Pine martens and red squirrels
Investigating a possible link between pine martens and red squirrel populations.
Josh Twining is looking at whether the pine marten has a role to play in the conservation of red squirrels. The return of pine marten in areas on Ireland coincided with a recent decline in grey squirrels, allowing red squirrels to return to areas where they had not been present for 30 years. Josh’s project will help clarify whether grey squirrels are being preyed upon on in areas where they are coming into contact with pine marten.
Josh says: “I moved to Belfast and started my internship in early November. My internship is looking at the role of the Pine Marten (Martes martes), if any, in the conservation of the native red squirrel (Sciurus vulgaris) in Britain. Recently there has been suggestions that the return of the pine marten and its increasing distribution may be linked to anecdotal reports of increasing red squirrel numbers. It may be that martens create a “climate of fear” in invasive grey squirrels (Sciurus carolinensis), in which fear of the pine martens suppresses reproduction and foraging in grey populations. Or it has been suggested that the larger weight and terrestrial nature of greys make them easier to catch and therefore they are an easily accessible prey source for martens. It is my role with the support of PTES to investigate this question and provide quantitative data on the subject. To do this I am investigating the diet of the pine martens, as increased predation could be one possible direct pressure that would cause this observed change.
“To do this I selected 24 sites from previous camera trapping work in forestry sites all over Northern Ireland which have relatively high abundances of martens and the presence of either red or grey squirrels. I visit each of these sites monthly and walk 3km line transects looking for marten scat. This is the glamorous work of most mammologists who study elusive and rare mammals, a highlight is getting to visit some of Northern Ireland’s most beautiful forest reserves. I repeat every site monthly as I am looking for seasonal variation in the diet of martens which may have been missed in previous studies. As marten scat can be easily confused with fox scat even by experts, I photograph and record location and morphological features of every scat and then a tiny amount of each scat is sent off for genetic testing to identify source species.
“Scat is then transported to the lab where I autoclave it (dry it out) and then perform traditional macro analysis. Macro analysis being separating and identifying contents of the scat, be that bone fragments, hair, feathers, stones from berries or exoskeletal remains and use keys to identify species present. Once I have identified all species present I am able to use various indices to infer how much of martens scat is made up of red or grey squirrels proportionally. I also use some nifty correctional values from previous research to estimate the biomass of each food species consumed by the martens. The project is still in the preliminary phases and I am unable to make any conclusions as of yet.”
Josh says: “I’ve now been collecting pine marten scats for eight months and have amassed an impressive 600 from 23 sites throughout Northern Ireland. Our early results show that pine martens appear to have a broad dietary niche which changes quite dramatically throughout the year.

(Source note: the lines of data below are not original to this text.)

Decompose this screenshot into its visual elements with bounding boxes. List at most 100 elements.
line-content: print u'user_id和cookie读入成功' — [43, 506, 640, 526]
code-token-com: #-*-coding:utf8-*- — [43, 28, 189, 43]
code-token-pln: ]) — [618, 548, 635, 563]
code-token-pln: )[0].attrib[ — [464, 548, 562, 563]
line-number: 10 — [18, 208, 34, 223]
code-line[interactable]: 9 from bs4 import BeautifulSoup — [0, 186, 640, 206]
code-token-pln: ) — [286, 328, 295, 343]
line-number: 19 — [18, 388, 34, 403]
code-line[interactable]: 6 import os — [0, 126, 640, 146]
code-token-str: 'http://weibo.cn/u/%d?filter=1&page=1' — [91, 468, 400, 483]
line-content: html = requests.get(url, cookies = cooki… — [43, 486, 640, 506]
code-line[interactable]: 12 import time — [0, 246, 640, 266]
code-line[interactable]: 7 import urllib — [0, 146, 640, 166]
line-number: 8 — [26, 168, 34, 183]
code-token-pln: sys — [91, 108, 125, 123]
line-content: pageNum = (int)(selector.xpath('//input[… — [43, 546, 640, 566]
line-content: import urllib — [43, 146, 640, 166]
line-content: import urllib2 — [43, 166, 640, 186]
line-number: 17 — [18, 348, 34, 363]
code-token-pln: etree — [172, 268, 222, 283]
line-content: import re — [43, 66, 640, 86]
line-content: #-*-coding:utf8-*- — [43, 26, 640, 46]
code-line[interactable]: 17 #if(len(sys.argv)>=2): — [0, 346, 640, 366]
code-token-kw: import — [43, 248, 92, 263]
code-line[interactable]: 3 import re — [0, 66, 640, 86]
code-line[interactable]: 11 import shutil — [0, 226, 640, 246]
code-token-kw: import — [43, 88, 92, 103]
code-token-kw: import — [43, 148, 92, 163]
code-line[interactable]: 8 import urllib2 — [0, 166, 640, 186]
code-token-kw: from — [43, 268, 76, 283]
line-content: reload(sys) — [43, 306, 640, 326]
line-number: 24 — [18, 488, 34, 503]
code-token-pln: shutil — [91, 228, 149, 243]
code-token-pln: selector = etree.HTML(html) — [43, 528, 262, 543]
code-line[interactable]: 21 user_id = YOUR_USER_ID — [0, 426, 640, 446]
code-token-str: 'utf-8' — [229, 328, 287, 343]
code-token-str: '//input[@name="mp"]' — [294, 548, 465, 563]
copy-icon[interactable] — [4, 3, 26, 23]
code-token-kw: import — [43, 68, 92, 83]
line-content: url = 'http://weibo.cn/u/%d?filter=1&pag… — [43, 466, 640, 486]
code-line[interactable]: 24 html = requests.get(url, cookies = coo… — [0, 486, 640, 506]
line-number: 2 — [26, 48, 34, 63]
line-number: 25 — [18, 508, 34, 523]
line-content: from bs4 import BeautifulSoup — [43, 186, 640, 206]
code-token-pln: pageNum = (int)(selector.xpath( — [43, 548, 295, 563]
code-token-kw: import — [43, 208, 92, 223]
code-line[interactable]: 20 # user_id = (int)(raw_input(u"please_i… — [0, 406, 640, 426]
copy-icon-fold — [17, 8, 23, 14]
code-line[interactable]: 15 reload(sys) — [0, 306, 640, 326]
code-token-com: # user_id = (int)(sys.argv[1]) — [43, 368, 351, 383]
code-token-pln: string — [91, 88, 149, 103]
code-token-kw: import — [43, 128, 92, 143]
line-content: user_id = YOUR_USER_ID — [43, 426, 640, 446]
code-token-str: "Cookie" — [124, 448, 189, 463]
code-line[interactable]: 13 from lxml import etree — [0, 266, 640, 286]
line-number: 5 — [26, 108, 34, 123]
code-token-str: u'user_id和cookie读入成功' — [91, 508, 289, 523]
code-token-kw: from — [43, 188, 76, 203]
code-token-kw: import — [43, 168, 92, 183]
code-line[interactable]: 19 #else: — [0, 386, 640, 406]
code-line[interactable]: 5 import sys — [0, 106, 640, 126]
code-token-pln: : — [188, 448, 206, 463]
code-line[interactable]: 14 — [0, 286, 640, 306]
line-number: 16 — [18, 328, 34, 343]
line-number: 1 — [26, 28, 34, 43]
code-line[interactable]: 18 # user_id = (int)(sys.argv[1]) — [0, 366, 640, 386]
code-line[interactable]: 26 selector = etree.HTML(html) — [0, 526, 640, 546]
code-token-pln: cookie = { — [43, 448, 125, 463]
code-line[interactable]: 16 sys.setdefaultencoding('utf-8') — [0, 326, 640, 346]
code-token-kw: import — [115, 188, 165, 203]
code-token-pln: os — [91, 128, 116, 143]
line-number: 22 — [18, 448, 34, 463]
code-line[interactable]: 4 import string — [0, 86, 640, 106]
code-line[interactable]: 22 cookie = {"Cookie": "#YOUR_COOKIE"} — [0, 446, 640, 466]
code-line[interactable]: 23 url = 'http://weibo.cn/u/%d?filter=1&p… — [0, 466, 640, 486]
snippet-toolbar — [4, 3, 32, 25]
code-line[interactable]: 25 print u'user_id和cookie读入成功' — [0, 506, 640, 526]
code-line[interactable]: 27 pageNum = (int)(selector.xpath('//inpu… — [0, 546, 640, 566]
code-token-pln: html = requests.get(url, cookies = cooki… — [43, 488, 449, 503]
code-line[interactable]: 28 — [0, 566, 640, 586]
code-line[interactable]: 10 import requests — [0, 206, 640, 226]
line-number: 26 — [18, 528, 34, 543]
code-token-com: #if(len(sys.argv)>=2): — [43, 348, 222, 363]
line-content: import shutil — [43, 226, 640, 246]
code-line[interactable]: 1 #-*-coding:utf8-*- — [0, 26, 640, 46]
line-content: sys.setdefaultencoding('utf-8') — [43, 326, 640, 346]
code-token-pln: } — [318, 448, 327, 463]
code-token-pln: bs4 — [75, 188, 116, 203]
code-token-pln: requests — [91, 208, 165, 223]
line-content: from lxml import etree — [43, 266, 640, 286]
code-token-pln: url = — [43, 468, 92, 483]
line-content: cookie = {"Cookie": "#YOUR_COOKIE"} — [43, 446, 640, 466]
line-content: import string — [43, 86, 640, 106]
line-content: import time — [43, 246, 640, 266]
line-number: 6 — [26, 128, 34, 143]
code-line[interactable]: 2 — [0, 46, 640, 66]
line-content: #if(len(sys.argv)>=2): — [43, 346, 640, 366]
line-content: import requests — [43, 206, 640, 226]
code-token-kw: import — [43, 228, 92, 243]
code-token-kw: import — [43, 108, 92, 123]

Small mammals, birds, invertebrates and fruit and nuts are the most common food groups, with small mammals occurring most frequently. It seems that their favourite prey – or at least the most abundant in their scats – are pygmy shrews, followed by wood mice. They also rely heavily on birds – predominantly passerines but they will opportunistically take many other species too. 30% of scats have also contained beetle remains, and 10% contained human refuse. It might be that they rely on food from bins in the harder months.
Recently, with the fruiting of various plants in July and August, martens appear to have been exploiting the ephemeral, energy rich food sources of bilberry, rowan and blackberry – which have alternating been dyeing their scats deep purple and vibrant red, making them very easy to spot! As of yet no evidence of grey squirrels has been found, although traces of red squirrels have.”